Native bees in the 'burbs

You've probably noticed a slight interest in honeybees on this blog :)   On the other hand, we knew practically nothing about Australian Native Bees.  When I saw there was going to be a presentation on the subject, sponsored by our local council at the Maranoa Gardens in Balwyn, I decided to go along. 

You may not realise, but the 'burbs are home to many native bees. In fact, Australia has the most unique bee fauna of any continent, with 2000 different types of native bee. Of these, 1600 species are short tongued bees and 400 species are long-tongued bees. The short-tongued bees are particularly well adapted to the bulk of Australian flora (Myrtaceae) which have shallow cup flowers. 

Native bees are much smaller than European honeybees - at least half the size.  And unlike honeybees which live in colonies, they are almost all solitary - living in holes they dig in the ground or in trees.  Males of different species are known to cluster together in a ball to keep warm overnight.

With 2000 species, native bees show amazing diversity.
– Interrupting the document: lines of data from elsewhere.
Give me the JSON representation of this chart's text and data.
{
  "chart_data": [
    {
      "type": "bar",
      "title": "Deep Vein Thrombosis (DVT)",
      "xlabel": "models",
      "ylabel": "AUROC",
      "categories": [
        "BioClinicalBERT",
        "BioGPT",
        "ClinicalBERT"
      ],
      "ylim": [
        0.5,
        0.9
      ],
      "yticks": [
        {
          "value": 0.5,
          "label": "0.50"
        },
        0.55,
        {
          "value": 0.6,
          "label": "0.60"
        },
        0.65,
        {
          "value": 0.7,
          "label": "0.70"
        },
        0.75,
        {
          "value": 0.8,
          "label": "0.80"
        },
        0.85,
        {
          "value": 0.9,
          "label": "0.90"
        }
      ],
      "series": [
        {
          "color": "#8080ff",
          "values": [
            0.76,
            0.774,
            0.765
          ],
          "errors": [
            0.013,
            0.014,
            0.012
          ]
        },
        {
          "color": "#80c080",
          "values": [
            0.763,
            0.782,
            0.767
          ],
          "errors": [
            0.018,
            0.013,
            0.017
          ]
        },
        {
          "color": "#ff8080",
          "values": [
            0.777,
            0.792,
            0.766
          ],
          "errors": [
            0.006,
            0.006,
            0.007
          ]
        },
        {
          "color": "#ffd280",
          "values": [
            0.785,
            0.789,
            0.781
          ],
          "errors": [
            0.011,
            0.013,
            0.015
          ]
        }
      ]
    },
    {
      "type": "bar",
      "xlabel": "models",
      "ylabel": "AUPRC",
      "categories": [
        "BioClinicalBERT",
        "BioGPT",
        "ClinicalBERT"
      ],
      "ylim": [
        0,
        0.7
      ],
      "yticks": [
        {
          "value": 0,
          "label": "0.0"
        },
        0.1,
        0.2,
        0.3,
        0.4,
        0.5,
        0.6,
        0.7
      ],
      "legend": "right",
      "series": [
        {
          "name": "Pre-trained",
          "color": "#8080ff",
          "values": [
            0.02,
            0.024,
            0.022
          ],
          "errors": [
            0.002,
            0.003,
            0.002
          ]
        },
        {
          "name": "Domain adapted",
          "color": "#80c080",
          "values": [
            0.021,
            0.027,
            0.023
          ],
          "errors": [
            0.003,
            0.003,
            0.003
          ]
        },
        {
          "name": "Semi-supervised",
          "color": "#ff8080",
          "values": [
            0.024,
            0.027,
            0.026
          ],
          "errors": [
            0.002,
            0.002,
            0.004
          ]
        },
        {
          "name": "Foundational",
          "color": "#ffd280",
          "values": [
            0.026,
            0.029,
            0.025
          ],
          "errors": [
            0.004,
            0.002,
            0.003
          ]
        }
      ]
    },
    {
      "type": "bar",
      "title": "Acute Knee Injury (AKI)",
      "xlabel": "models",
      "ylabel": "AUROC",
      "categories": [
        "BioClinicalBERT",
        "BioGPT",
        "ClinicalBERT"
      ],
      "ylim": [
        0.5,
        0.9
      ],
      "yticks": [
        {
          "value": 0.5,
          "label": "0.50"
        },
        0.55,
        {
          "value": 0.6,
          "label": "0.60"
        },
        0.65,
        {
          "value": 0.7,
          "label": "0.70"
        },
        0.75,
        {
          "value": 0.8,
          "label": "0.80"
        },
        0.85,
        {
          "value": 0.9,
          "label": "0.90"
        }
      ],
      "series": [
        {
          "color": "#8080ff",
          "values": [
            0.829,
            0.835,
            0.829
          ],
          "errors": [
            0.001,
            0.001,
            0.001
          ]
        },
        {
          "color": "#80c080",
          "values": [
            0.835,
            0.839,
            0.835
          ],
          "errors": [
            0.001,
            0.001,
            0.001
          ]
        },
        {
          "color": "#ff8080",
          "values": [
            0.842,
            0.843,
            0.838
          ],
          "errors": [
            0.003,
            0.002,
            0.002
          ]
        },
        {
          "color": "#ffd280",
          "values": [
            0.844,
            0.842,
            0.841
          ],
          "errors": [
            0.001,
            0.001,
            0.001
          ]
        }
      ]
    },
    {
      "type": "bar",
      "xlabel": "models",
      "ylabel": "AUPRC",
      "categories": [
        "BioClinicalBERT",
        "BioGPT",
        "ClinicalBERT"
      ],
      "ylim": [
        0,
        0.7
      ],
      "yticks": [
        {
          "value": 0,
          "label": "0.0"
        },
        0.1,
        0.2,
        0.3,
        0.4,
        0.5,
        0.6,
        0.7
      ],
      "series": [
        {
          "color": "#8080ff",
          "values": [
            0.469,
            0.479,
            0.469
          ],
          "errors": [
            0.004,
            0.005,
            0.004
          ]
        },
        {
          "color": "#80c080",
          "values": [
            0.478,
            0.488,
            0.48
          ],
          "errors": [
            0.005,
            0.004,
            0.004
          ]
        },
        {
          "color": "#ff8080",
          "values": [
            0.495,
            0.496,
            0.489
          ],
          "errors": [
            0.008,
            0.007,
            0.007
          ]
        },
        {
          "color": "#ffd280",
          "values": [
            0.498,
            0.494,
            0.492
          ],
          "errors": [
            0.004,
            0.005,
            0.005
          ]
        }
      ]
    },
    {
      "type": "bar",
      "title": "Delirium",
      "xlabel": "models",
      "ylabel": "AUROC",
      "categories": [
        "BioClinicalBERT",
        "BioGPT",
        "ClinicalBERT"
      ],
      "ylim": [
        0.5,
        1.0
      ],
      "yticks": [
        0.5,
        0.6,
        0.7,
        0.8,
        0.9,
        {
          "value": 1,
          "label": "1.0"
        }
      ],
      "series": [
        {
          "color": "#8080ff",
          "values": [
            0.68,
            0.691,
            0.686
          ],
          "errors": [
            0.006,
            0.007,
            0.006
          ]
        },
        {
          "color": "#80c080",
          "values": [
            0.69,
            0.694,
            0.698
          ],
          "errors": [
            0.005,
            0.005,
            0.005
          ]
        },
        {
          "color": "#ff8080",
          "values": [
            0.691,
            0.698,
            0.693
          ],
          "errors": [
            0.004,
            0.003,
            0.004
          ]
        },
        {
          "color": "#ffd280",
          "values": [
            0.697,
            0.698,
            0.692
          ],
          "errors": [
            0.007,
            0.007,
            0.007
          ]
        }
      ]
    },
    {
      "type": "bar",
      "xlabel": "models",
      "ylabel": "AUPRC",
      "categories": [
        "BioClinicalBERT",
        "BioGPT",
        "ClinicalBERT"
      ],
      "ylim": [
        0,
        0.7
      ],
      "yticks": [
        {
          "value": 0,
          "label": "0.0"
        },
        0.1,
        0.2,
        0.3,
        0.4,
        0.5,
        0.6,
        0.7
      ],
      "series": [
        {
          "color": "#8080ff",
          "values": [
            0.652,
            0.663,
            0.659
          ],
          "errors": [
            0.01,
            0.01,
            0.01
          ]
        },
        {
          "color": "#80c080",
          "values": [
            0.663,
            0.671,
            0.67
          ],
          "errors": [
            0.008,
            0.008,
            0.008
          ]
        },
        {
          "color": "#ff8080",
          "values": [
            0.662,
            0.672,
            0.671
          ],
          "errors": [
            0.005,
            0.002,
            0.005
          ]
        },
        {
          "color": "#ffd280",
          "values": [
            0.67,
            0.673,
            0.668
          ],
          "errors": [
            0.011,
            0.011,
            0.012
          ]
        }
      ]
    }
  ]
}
Photos and data on the entire 2000 species can be found at (select the Biodiversity tab).  You can do a search and see what bees are native to your city.

We've seen the following native bees in our garden. We noticed them because they tend to hover in the air before alighting on a flower.

On our glorious pink callistemon flowers:

They seem to really like the rocket lettuce flowers

Here's one resting on an orange tree leaf

I'm not sure how many different types visit our garden - we'll have to keep our eyes open.

There was one thing in particular I had been wondering about when it came to native bees and that was their ability to pollinate our food crops. Once the Varroa mite reaches our shores and devastates our honeybee populations, could our native bees step in and do the job of pollination?  I got to ask this question at the native bee presentation and the answer was, unfortunately, no.  Native bees have specifically evolved to pollinate native flora and as such are not suited to pollinating the fruits, nuts and vegetables that make up so much of our diet.  Natural, bee-friendly beekeeping with the aim of breeding honeybees that can cope with pests and diseases, is going to be very important for our future food security.